Builders are putting up more houses than they have in a decade, but not the kind in most demand.
About 16 percent of the new houses in the Twin Cities metro this fall were priced less than $250,000, says a new report by Metrostudy, a national housing research firm. The rest were out of reach for the first-time buyers who are expected to drive the housing market in the coming year. A decade ago, 40 percent of new homes in the Twin Cities sold for less than $250,000.
This change is also straining the supply of existing houses and leaving first-time buyers and downsizing baby boomers with a shortage of options, regardless of whether they want to buy or build. In the Twin Cities metro, where property listings fell 20 percent last month, the least-expensive houses are now experiencing the biggest price gains.
"I'm not sure there's going to be relief any time soon," said Mark Gianopulos, regional director for Metrostudy.

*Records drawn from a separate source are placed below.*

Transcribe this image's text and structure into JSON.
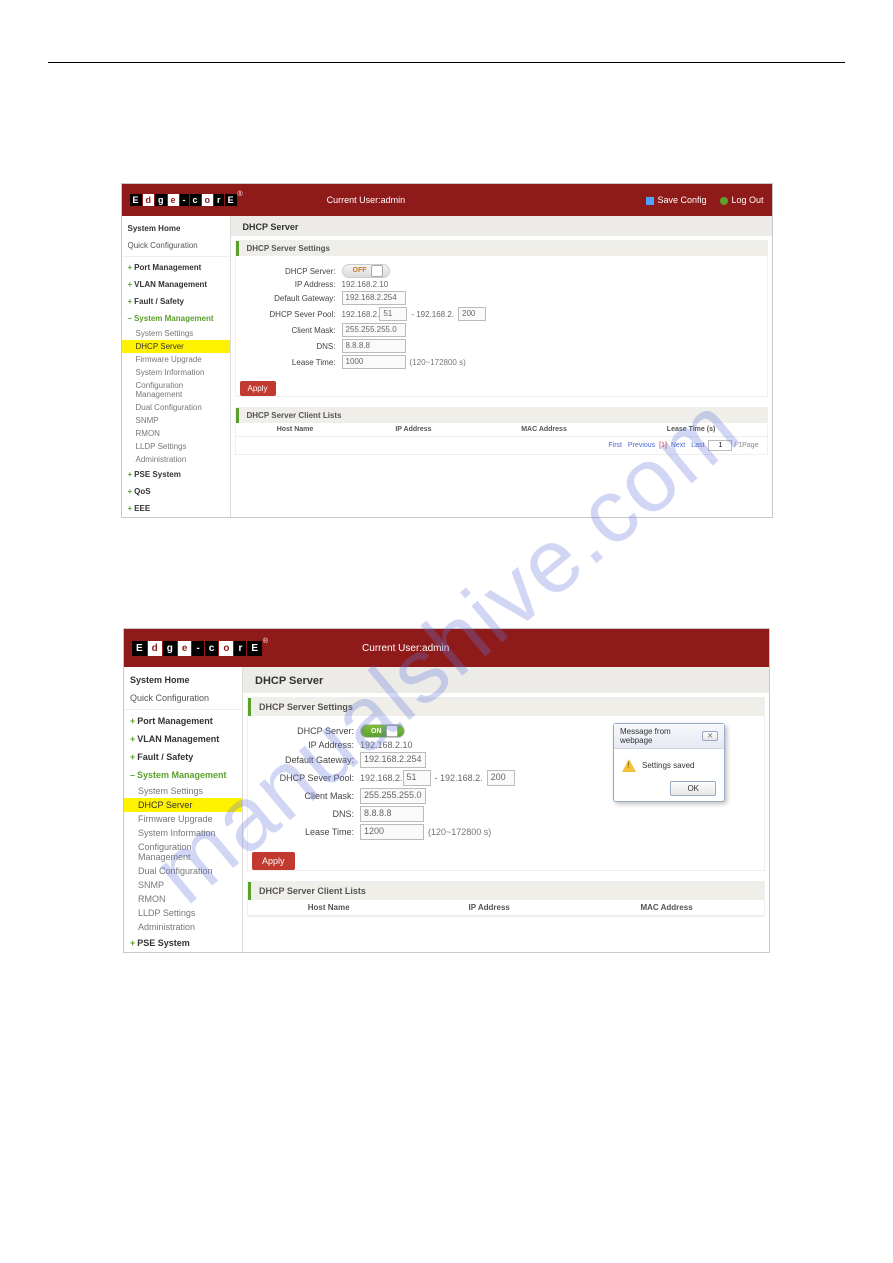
{
  "watermark": "manualshive.com",
  "brand_letters": [
    "E",
    "d",
    "g",
    "e",
    "-",
    "c",
    "o",
    "r",
    "E"
  ],
  "brand_reg": "®",
  "header": {
    "current_user_label": "Current User:admin",
    "save_config": "Save Config",
    "log_out": "Log Out"
  },
  "sidebar": {
    "system_home": "System Home",
    "quick_config": "Quick Configuration",
    "port_mgmt": "Port Management",
    "vlan_mgmt": "VLAN Management",
    "fault_safety": "Fault / Safety",
    "sys_mgmt": "System Management",
    "children": {
      "system_settings": "System Settings",
      "dhcp_server": "DHCP Server",
      "firmware_upgrade": "Firmware Upgrade",
      "system_information": "System Information",
      "config_mgmt": "Configuration Management",
      "dual_config": "Dual Configuration",
      "snmp": "SNMP",
      "rmon": "RMON",
      "lldp_settings": "LLDP Settings",
      "administration": "Administration"
    },
    "pse_system": "PSE System",
    "qos": "QoS",
    "eee": "EEE"
  },
  "page_title": "DHCP Server",
  "sections": {
    "settings": "DHCP Server Settings",
    "client_lists": "DHCP Server Client Lists"
  },
  "form": {
    "labels": {
      "dhcp_server": "DHCP Server:",
      "ip_address": "IP Address:",
      "default_gateway": "Default Gateway:",
      "pool": "DHCP Sever Pool:",
      "client_mask": "Client Mask:",
      "dns": "DNS:",
      "lease_time": "Lease Time:"
    },
    "lease_hint": "(120~172800 s)",
    "apply": "Apply",
    "pool_dash": "- 192.168.2.",
    "toggle_off": "OFF",
    "toggle_on": "ON"
  },
  "shot_a": {
    "ip_address": "192.168.2.10",
    "default_gateway": "192.168.2.254",
    "pool_start": "51",
    "pool_end": "200",
    "client_mask": "255.255.255.0",
    "dns": "8.8.8.8",
    "lease_time": "1000"
  },
  "shot_b": {
    "ip_address": "192.168.2.10",
    "default_gateway": "192.168.2.254",
    "pool_start": "51",
    "pool_end": "200",
    "client_mask": "255.255.255.0",
    "dns": "8.8.8.8",
    "lease_time": "1200"
  },
  "table": {
    "host_name": "Host Name",
    "ip_address": "IP Address",
    "mac_address": "MAC Address",
    "lease_time": "Lease Time (s)"
  },
  "pager": {
    "first": "First",
    "previous": "Previous",
    "current": "[1]",
    "next": "Next",
    "last": "Last",
    "page_value": "1",
    "per_page": "/ 1Page"
  },
  "modal": {
    "title": "Message from webpage",
    "message": "Settings saved",
    "ok": "OK"
  }
}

A U.S. Census Bureau report last week showed that U.S. housing construction rose in September at the fastest rate since 1982, but the bulk of that construction was upscale houses and luxury apartments.
Builders and developers blame high land and labor costs and municipal fees on their inability to build less-expensive houses, but savvy builders are getting creative. They are rolling out more multilevel floor plans that take up less land, and because there's a clear correlation between the cost of the land and the price of a house, developers are on the hunt for developable land that's one or two steps beyond the areas that are more popular right now.
"People are struggling to build more affordable product and find locations that enable them to service the first-time buyers," said Mike DeVoe, division president for CalAtlantic Homes.
DeVoe said that in the coming year, CalAtlantic plans to cater to first-time buyers by launching 10 new communities where the houses will have a base price of less than $300,000.